Il sublime sta sullo scaffale della scienza
di Danilo Zagaria
Francesco Guglieri
Leggere la terra e il cielo. Letteratura scientifica per non scienziati
pp. 172, € 17
Laterza, Roma-Bari, 2020
In molte librerie, lo scaffale che ospita i volumi scientifici non è facile da trovare. È nascosto, o poco accessibile, non di rado offuscato da colonne di libri considerati più accessibili (e quindi più richiesti). Che la scienza sia un argomento ostico, o meno coinvolgente di altri, è un retaggio ancora presente e difficile da eliminare. Incredibile a dirsi, ma ci sono i dati di vendita ad attestarlo. Per molti la scienza è “quella cosa là”, per appassionati o cervelloni. Un bel romanzo, almeno per una buona fetta di lettori, ha ben pochi concorrenti. Se poi si tratta di un giallo, allora la partita è persa in partenza. Francesco Guglieri è andato oltre la colonna di best seller, ha superato gli scaffali ingombri della letteratura di ogni tempo, e si è immerso in un altro mondo. Lui, che è un letterato di formazione (come racconta nella sentita e intima introduzione al suo Leggere la terra e il cielo. Letteratura scientifica per non scienziati), ha trovato linfa vitale in testi che illustrano le ultime scoperte della fisica, che esplorano i regni del vivente e che denunciano le insidie dell’Antropocene. E a un certo punto ha deciso di scriverne, per dimostrare che oltre all’utilità pratica, l’atto del leggere di scienza porta anche piacere personale e sazia la curiosità di sapere.

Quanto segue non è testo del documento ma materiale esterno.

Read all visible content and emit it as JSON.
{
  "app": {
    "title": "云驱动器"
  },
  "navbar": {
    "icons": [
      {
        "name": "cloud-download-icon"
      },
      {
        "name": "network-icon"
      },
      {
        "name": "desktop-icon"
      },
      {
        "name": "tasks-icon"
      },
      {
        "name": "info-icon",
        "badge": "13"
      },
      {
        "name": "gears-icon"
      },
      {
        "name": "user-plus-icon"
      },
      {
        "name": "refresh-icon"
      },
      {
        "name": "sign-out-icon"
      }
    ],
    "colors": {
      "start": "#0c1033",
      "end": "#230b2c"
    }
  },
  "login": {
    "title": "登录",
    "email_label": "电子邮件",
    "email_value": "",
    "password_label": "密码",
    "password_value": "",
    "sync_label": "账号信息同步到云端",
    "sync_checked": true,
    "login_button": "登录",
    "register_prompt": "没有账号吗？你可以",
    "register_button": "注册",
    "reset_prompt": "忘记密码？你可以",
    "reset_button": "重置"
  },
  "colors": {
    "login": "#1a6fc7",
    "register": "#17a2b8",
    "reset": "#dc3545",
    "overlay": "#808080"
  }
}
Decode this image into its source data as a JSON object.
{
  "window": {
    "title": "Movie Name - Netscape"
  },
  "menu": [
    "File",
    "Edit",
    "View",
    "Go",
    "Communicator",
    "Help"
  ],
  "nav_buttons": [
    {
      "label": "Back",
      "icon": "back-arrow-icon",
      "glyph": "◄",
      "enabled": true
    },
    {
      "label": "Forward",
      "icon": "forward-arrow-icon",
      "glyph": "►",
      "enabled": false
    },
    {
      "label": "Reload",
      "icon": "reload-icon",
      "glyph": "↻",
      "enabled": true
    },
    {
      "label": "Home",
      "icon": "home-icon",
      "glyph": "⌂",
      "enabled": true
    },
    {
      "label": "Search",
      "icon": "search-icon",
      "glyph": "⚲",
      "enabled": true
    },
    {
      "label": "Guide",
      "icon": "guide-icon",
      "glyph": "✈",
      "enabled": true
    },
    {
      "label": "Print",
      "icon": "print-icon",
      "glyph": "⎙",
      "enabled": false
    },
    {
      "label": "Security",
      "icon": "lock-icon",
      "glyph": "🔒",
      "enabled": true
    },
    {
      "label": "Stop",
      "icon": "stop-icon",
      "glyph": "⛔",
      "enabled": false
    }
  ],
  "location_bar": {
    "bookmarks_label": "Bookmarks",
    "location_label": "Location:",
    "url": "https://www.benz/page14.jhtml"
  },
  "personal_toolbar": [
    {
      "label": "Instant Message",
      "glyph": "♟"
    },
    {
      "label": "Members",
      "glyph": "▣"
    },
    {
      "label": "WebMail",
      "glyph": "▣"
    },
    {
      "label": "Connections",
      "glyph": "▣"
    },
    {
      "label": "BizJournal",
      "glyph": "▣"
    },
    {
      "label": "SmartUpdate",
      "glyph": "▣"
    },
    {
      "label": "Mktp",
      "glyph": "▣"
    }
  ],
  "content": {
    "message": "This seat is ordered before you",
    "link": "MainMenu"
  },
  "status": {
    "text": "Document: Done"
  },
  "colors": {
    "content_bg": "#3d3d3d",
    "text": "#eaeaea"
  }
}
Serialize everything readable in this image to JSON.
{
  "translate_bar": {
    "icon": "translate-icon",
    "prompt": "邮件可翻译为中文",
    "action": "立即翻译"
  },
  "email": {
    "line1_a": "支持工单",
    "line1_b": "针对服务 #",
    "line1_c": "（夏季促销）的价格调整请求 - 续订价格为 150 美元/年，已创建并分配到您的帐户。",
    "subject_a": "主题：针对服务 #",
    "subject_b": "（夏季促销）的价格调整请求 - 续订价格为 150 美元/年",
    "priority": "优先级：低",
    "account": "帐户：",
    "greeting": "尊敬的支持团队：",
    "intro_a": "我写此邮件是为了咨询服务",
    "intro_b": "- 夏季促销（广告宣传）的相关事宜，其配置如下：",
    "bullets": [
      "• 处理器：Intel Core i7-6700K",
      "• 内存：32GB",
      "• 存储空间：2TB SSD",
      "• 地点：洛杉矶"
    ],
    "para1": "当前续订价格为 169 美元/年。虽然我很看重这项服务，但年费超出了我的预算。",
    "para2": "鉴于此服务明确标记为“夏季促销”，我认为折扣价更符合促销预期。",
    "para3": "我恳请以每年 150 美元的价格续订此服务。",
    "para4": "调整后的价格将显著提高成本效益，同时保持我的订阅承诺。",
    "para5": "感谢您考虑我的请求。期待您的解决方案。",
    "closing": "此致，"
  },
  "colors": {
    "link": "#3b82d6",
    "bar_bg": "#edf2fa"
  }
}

Che un uomo di lettere si occupi di scienza con entusiasmo non è affatto cosa nuova. Senza scomodare i pensatori della classicità e i geni del rinascimento, il solo Novecento è ricco di autori che scrivevano romanzi essendo scienziati o erano scrittori con il pallino delle scienze. Ogni elenco che ne riporta i nomi suggerisce una sola conclusione: le barriere che separano i saperi sono arbitrarie e poco possono di fronte a una mente aperta e curiosa, vogliosa di nuovi mondi in cui ficcare il naso. Come scrive lo stesso Guglieri, «i libri di scienza ci obbligano a pensare la complessità». Potrebbero essere esistiti un Calvino o un Primo Levi disinteressati allo scaffale scientifico di una libreria?
In Leggere la terra e il cielo Guglieri prende per mano il lettore – in particolare quello «non scienziato», come suggerisce il sottotitolo – e lo accompagna alla scoperta dei più grandi libri di scienza degli ultimi quarant’anni. Buchi neri e tempo, geni e fossili, crisi ecologica ed estinzioni; Rovelli accanto a Hawking, Gould insieme a Dawking, e in chiusura il terzetto che dipinge le tinte fosche del mondo contemporaneo: Quammen, Kolbert e Ghosh. Una lettura che è anche un viaggio, pressoché impossibile da ripercorrere in queste poche righe.
Dunque, stando a quanto si diceva all’inizio, quello di Guglieri è un libro che parla di libri poco letti? Sì. È così. Ma come in tutti i volumi riusciti, c’è qualcosa in più, un intento neppure troppo velato. Espressioni come «meraviglioso scientifico» e termini come stupore e sublime associati allo scaffale nascosto della scienza suggeriscono che questi libri non contengano soltanto geni e corpi celesti, stringhe e specie estinte, ma che raccontino soprattutto la ricerca di un senso, una ricerca riguardante le domande ultime e il nostro appassionato tentativo di trovare risposte. Che il carburante del fare scientifico è soprattutto l’incanto. Altrimenti nessuno vorrebbe indagare i segreti di una pianta o di una stella. Altrimenti Coleridge non avrebbe mai frequentato i corsi di chimica alla ricerca di nuove metafore.